Other concerned citizens sent out rallying cries to their peers via Twitter and Facebook to take action. Even Mark Zuckerberg saw reason to speak out against the bill stating:
“The Internet is the most powerful tool we have for creating a more open and connected world. We can’t let poorly thought out laws get in the way of the Internet’s development. Facebook opposes SOPA and PIPA, and we will continue to oppose any laws that will hurt the Internet.”
As a result of this online movement SOPA was shelved and the Internet rejoiced!
The SOPA victory is just the latest in a string of digitally fueled political protests that have literally shaped the course of nations. In just the past three years, social media helped fuel revolutions in both Egypt and Tunisia, countered brutal voter suppression in Kenya, changed the face of gender equality in India, and sparked deadly riots in the United Kingdom.

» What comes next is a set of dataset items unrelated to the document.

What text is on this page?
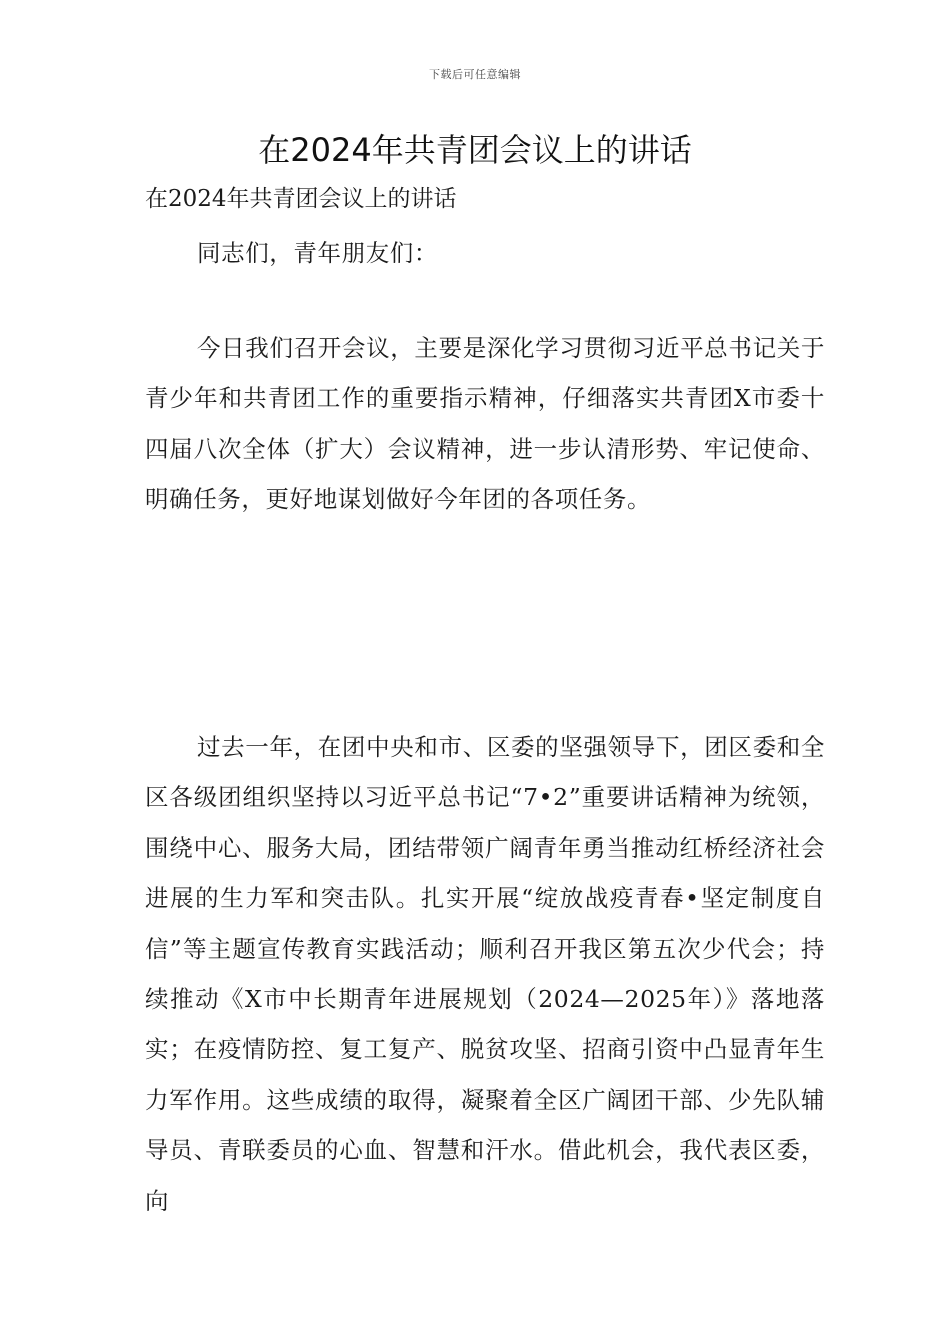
下载后可任意编辑
在2024年共青团会议上的讲话

在2024年共青团会议上的讲话

同志们，青年朋友们：

今日我们召开会议，主要是深化学习贯彻习近平总书记关于青少年和共青团工作的重要指示精神，仔细落实共青团X市委十四届八次全体（扩大）会议精神，进一步认清形势、牢记使命、明确任务，更好地谋划做好今年团的各项任务。

过去一年，在团中央和市、区委的坚强领导下，团区委和全区各级团组织坚持以习近平总书记“7•2”重要讲话精神为统领，围绕中心、服务大局，团结带领广阔青年勇当推动红桥经济社会进展的生力军和突击队。扎实开展“绽放战疫青春•坚定制度自信”等主题宣传教育实践活动；顺利召开我区第五次少代会；持续推动《X市中长期青年进展规划（2024—2025年）》落地落实；在疫情防控、复工复产、脱贫攻坚、招商引资中凸显青年生力军作用。这些成绩的取得，凝聚着全区广阔团干部、少先队辅导员、青联委员的心血、智慧和汗水。借此机会，我代表区委，向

Activists in each of these counties used the power of digital to create awareness and spur action. Many Tunisians used Facebook to constantly upload videos of street demonstrations and ‘alleged’ gruesome police brutality. Twitter enabled people to express their frustrations and give important updates worldwide.
The “Pink Chaddi Campaign” (aka Pink Panty Protest) was launched when Nisha Susan created a Facebook group to help fight against gender inequality in India. That group acquired more than 15,000 members in the first few days and over 48,000 people participated in the movement!
In 2008, rioting was rampant across Kenya because many citizens believed that the presidential elections were rigged. There was increasing confusion and insecurity throughout the country because of a government-imposed media blackout. The Ushahidi Platform (Ushahidi meaning “witness”) was created to fill the void left by the media. The platform allowed individuals to report on incidents of violence; as well as identify places that needed aid. 45,000 citizens actively participated and their combined efforts had remarkable results.
In each situation, the formula was remarkably similar. Despite the efforts of more powerful parties (governments, corporations, police, and establishment groups) activists were able to leverage digital to create mass awareness and spur organized action. Tools like Twitter, Skype, BlackBerry Messenger, and Facebook made organized resistance possible in a way that was not possible prior to the World Wide Web.
It’s hard to deny the central role played by the Internet savvy people in each of these situations. Digital is able to make a far greater impact than any other medium because it has the ability to easily connect individuals while resisting the control of any one party or interest. This, of course, is exactly what opponents of SOPA fought to perserve.
It’s been a week since SOPA was shelved and I’m sure we haven’t heard the end of it quite yet. But I can only think that our future is bright so long as we have the power of digital behind us.